Reported and written with AI assistance under India Herald's editorial standards; a human editor governs publication.
By the Numbers
- The TMC holds 215 of 294 seats in the West Bengal Legislative Assembly (2021 election results) — a supermajority that makes any verified majority defection an existential event.
- In the Shiv Sena split, Eknath Shinde carried roughly 40 of 55 MLAs — the EC precedent awarded him the party name and symbol based on that majority.
- The EC took approximately 8 months to adjudicate the Shiv Sena symbol dispute — a timeline that Bengal's political calendar, with panchayat elections ahead, makes acutely consequential.
Key Takeaways
- The EC's notices to both TMC factions activate the same quasi-judicial process that stripped Uddhav Thackeray of the Shiv Sena name and symbol — a hardened legal precedent now binding on the commission.
- The TMC's extreme centralisation around Mamata Banerjee means the party has no organisational immune system against a majority defection — unlike cadre-based parties with independent institutional structures.
- The rebel faction's claim of majority support, if verified, would represent one of the largest legislative defections in Indian regional politics, potentially exceeding the Shinde-era Shiv Sena split in scale.
- The BJP's willingness to provide a political landing pad — governance roles, institutional protection — will determine whether this rebellion survives or collapses, mirroring the Maharashtra template exactly.

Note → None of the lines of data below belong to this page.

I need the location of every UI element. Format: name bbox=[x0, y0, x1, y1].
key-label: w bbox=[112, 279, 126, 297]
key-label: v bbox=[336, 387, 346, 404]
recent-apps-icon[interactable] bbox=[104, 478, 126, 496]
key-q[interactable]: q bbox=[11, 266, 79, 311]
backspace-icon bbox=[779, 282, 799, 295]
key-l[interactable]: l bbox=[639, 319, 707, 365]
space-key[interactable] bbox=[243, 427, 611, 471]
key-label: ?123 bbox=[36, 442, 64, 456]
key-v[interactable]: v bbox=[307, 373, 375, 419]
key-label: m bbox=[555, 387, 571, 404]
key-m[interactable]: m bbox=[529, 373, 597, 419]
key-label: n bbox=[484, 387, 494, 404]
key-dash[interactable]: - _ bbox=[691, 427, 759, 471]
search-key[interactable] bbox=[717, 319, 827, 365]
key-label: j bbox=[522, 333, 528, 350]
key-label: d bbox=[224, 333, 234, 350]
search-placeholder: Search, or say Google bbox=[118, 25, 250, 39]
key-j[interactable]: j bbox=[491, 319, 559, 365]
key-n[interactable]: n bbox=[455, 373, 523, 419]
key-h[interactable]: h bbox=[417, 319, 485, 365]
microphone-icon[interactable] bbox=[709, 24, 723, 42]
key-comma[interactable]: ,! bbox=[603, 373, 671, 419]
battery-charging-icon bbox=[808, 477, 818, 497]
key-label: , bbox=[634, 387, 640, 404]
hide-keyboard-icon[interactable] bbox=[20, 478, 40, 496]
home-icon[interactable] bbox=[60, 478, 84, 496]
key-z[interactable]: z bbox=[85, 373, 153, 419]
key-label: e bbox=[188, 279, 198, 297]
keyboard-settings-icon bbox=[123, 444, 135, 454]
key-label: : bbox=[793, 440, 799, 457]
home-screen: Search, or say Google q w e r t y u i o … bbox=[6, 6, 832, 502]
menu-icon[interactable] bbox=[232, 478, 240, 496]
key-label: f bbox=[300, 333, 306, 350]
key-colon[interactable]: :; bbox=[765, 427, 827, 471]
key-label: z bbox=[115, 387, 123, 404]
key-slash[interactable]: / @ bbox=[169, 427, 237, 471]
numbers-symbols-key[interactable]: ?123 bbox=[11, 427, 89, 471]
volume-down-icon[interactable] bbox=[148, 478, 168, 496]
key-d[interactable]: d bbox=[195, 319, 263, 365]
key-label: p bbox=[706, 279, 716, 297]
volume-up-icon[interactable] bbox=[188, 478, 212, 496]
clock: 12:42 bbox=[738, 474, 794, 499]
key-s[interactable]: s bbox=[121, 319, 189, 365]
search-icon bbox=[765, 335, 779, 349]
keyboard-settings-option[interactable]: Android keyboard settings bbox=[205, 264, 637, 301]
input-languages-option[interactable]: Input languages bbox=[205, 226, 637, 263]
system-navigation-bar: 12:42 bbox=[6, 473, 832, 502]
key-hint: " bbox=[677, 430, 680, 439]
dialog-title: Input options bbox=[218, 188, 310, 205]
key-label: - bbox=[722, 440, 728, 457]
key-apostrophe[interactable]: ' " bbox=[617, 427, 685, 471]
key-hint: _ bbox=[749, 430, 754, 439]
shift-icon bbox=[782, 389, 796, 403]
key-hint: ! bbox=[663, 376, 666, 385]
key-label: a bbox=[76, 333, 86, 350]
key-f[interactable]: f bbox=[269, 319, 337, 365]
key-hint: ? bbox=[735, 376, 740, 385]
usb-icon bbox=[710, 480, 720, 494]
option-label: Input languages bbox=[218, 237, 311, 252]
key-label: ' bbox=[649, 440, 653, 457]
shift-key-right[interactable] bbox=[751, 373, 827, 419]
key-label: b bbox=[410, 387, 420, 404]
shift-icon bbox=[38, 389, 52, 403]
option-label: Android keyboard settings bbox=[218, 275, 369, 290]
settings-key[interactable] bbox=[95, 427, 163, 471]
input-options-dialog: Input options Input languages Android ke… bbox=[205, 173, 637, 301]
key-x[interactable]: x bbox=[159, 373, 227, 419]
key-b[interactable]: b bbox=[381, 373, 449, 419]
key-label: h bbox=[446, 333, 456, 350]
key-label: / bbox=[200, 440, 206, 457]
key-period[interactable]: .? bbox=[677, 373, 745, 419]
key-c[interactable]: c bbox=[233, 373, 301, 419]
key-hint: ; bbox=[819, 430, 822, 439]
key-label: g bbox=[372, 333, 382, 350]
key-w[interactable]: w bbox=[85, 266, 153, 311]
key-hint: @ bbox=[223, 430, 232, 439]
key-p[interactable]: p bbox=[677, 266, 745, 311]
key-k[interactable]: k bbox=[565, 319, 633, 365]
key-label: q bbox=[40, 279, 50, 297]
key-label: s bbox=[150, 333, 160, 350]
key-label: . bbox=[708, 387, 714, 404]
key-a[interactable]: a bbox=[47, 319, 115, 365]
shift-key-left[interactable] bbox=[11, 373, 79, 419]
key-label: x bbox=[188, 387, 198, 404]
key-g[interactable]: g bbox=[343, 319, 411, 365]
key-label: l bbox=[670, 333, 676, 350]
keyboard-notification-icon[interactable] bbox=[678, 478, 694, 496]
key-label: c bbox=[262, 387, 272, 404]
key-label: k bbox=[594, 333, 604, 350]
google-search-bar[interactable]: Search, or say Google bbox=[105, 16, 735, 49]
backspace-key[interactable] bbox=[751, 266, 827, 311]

- The EC process itself may be the most dangerous element for Mamata: months of uncertainty tend to pull more legislators toward the rebel camp, as the Shinde experience demonstrated.
Frequently Asked Questions
Can the Election Commission take away the TMC symbol from Mamata Banerjee?
Yes. Under the Symbols Order, 1968, and the EC's own 2023 precedent in the Shiv Sena dispute, the commission can award the party name and symbol to whichever faction demonstrates majority support among elected legislators and organisational office-bearers. Founding status or ideological claim does not override legislative arithmetic in the EC's adjudication framework.
How is the TMC split similar to the Shiv Sena split in Maharashtra?
The procedural sequence is nearly identical: a rebel faction claims majority legislative support, approaches the EC, and the commission issues notices to both sides before adjudicating the symbol dispute. In the Shiv Sena case, the majority faction led by Eknath Shinde was awarded the party name and bow-and-arrow symbol, leaving Uddhav Thackeray with a renamed outfit. The TMC rebels are following the same legal route, per Hindustan Times.
What role does the BJP play in the TMC rebellion?
While no confirmed evidence links the BJP directly to the TMC rebellion, political corridor speculation — as reported in multiple analyses — draws parallels to Maharashtra, where the BJP provided the institutional landing pad (chief ministership, cabinet berths) that made the Shinde faction's defection viable. Without a similar offer in Bengal, the rebel faction's political survival is uncertain.